E’ stato interprete di “Ondine”, diretto da Andrée Ruth Shammah, all’inizio della stagione del Franco Parenti a Milano. Adesso, proprio mentre il teatro lancia un’iniziativa per aprire al pubblico in orario pomeridiano, Roberto Trifirò porta in scena fino al 29 gennaio “Piccinì”, spettacolo di cui è regista ed interprete.
Fra gli attori più attivi della scena milanese, impegnato in diversi progetti fra cui l’evocativo e surreale “La confessione” di Adamov, replicato l’anno scorso all’Out Off, Trifirò, con l’intervista video che proponiamo, dà il via ad una serie di appuntamenti domenicali ispirati al lavoro dell’attore, alla pratica e alla formazione.
Il perché di questa scelta risiede nella volontà, la stessa di cui Peter Brook si fece a più riprese portavoce nei suoi scritti, di intendere la prassi teatrale come qualcosa di vivente, in movimento, che si rinnova con il confronto e con la conoscenza, del proprio e dell’altrui lavoro.

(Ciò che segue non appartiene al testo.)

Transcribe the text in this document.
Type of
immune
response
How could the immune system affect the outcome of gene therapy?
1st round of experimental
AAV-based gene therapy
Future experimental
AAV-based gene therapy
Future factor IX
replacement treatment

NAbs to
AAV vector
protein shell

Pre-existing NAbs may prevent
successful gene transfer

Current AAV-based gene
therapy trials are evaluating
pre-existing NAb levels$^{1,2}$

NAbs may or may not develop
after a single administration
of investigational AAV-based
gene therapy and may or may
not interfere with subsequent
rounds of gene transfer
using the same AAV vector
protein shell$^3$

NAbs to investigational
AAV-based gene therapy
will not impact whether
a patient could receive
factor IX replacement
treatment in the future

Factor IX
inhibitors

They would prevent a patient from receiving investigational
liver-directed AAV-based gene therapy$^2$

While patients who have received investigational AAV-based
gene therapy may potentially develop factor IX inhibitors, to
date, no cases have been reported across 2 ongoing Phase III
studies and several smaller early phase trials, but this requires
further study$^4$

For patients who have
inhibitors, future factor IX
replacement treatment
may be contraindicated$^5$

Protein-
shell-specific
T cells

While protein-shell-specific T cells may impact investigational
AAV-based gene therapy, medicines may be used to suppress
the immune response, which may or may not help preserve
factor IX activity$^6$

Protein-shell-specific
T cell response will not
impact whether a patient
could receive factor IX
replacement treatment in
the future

In questo tentativo di rendere lo “spazio teatro” vivo, accessibile e in continuo evolvere, si muove l’iniziativa lanciata in questi giorni dal Teatro Franco Parenti con l’inaugurazione di un nuovo orario per gli spettacoli, alle 18,30.
L’idea è quella di avviare una rassegna che porterà attori storici del teatro (in un orario che permette di incontrarsi, prima o dopo lo spettacolo per un tè o un aperitivo) a creare un’atmosfera stimolante in compagnia di attori, scrittori e registi per discutere aprendo la scatola scenica. Una giornata a teatro a prezzi speciali, con l’idea di avvicinare l’universo teatrale al quotidiano, e trasformando quello che a volte è un privilegio saltuario in una piacevole e meno costosa abitudine.
Dal 15 gennaio all’8 febbraio, ad esempio, al break previsto alle 17,30 seguirà “Delirio a due”, di Eugène Ionesco, con Bob Marchese e Fiorenza Brogi; poi la possibilità di fare uno spuntino prima di assistere proprio a “Piccinì”, diretto e interpretato da Trifirò alle 20,30.
“Piccinì” è l’amalgama di tre testi pirandelliani: le novelle “La carriola” e “La trappola” e il romanzo “I quaderni di Serafino Gubbio operatore”.
Trifirò, solo in scena, con una maschera facciale di impressionante mobilità espressiva, percorre l’avventura di un uomo ricco, di successo, avvocato e professore universitario, a cui tutti, studenti, clienti, familiari, chiedono d’essere saggio.
Il dramma comincia quando l’avvocato, improvvisamente, esce dalla sua forma e si vede vivere dall’esterno come un estraneo a cui non interessa più la professione. Non si riconosce nemmeno nel proprio aspetto, sdoppiamento tipico del teatro pirandelliano.
Non dissimile dall’esperienza del personaggio di “Ondine”, di cui l’intervista parla, dimidiato fra “amore etereo” e “apparenza sociale”, quella che Trifirò racconta è proprio la serie di incombenze di corte, che diventano più importanti del sentimento profondo e individuale con cui prima o poi tocca fare i conti.
Una sfida a cui l’attore stesso in fondo è chiamato quotidianamente, nella costante tensione fra il ruolo riconosciuto e appariscente, e l’impegno “grotowskiano” all’indagine più profonda e solitaria su di sé.